Like all other metalheads and rockers out there, I awaited the new Black Sabbath with mixed feelings. Would they piss all over their legacy, compliment it, release something completely forgettable or a master piece? And with mixed feelings I can’t honestly say; they did it all!
I went about this album in the old fashion way, and pre-ordered the vinyl at my local shop. The album looks good. The artwork works very well, and is stripped down and reminiscent of some of their classic albums. With the mind bugling Vertigo-label, the look of the record is complete. I could have wished for a little sticker with the words “digital download included”, but no matter.
The album starts off brilliantly with End of the Beginning. A heavy, doomy song that couldn’t have been written by any other group of people. Tony Iommy shows why he’s considered to be the godfather of heavy riffs. Geezers bass is rumbling and tumbling in his signature way. Ozzys voice now, leaves something to be desired, but lets all just be happy that he stills breathes and is able to sing. Guest drummer Brad Wilk has most certainly listened to a lot of all Sabbath records, and emulates Bill Wards drumming to perfection.
God Is Dead was released as single, and is a good pick as a single. It pics up the feel of the opener and keeps the doom close to heart. I think this might be my favorite track. Ozzys emotional vocals really gives you that certain vibe and the heavy, heavy rhythm of the song is just amazing.
But, the brilliant opening couldn’t last. Loner is barely over the OK-mark. Besides the great solo a couple of minutes into the song, it sounds … well, it’s hard to describe, but this is a big let down from side-A. Zeitgeist is a weaker and less interesting brother of Planet Caravan, and brings nothing exciting to the b-side. It also brings the band dangerously close to pissing on their own legacy, but thankfully the song is not dragged out and the boredom comes to an end.
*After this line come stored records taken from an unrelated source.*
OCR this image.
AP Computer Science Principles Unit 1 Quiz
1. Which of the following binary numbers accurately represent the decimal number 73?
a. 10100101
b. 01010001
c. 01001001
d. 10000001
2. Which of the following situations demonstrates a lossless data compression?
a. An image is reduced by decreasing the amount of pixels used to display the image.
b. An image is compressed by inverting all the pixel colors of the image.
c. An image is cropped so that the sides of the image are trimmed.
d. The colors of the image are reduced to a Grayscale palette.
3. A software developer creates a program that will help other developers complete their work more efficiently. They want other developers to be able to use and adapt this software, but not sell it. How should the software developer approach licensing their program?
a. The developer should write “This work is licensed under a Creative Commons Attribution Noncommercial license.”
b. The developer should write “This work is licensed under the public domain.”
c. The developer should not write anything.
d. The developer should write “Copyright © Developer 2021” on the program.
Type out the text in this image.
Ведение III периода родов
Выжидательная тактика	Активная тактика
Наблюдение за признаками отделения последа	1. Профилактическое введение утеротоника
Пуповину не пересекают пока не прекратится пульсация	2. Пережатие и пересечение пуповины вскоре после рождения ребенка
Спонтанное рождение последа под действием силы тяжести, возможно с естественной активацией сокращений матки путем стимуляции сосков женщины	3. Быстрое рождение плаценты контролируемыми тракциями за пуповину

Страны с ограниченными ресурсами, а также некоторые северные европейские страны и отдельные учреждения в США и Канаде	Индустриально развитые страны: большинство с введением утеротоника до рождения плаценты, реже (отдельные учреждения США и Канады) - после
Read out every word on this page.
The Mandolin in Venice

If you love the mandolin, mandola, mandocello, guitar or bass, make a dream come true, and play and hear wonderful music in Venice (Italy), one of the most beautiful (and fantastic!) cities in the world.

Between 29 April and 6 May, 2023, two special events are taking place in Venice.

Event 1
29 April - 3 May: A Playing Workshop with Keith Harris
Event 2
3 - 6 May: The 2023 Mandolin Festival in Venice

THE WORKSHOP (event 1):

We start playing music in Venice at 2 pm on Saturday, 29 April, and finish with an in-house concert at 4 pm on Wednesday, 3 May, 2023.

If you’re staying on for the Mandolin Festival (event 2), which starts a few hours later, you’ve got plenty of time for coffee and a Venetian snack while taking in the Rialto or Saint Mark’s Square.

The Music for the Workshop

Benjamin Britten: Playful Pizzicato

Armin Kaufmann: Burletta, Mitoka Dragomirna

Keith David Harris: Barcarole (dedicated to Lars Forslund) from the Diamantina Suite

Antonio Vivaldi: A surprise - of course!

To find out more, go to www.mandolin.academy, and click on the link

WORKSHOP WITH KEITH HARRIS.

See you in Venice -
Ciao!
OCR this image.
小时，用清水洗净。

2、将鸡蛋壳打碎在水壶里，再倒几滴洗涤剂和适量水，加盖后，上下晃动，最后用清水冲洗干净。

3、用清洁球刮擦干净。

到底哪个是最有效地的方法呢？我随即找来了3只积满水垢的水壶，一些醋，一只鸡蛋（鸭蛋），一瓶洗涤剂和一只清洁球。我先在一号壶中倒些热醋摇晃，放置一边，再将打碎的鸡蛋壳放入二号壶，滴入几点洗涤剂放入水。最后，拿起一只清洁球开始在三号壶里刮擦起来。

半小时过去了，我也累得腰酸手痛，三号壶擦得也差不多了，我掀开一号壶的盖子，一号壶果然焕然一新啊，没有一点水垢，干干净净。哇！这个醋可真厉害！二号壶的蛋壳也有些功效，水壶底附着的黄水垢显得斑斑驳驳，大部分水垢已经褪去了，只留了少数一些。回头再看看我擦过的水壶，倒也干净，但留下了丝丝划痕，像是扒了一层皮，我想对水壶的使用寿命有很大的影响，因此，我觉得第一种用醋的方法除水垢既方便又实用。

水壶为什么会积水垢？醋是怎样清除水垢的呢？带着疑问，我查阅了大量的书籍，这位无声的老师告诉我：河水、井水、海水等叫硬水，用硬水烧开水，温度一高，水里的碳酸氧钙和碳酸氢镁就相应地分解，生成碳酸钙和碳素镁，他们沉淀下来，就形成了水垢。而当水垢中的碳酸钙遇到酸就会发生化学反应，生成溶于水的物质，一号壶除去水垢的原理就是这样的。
Side-C starts off with Age of Reason. A big, solid riff is the backbone of this song, but that’s it. Iommys guitar work is, as always, impeccable, but somehow doesn’t really come together in a proper way on Age of Reason. Live Forever is a nice little rocker, but I suspect this song was written with Dio in mind for the vocals, as this song reminds me of the Black Sabbath of the early eighties. The song doesn’t quite make it, it lacks something I can’t quite put my finger on.
The final side av the double vinyl release sees a return to the seven-plus-minute anthems (like the A-side), and a marked return to greatness. Both Damaged Soul and Dear Father are great classic Black Sabbath, with all the hallmarks that requires. They are both doomy, heavy and creative, with some impressive instrumental parts, featuring some great bass lines and brilliant guitar solos.
Overall 13 is everything one could have hoped for, more or less. The band really shines when they allow themselves room to jam and ride the blues riffs out to full length. That’s one reason why the longer songs work better than the shorter ones. 13 starts of great and finishes great, with a more forgettable and less interesting middle section. If the album had only consisted of these four songs it would have been one the finest records since the seventies for all parties involved, including all of Ozzys solo records, Heaven & Hell and everything else, but with the four songs in the middle the album, as a whole, rates somewhat lower.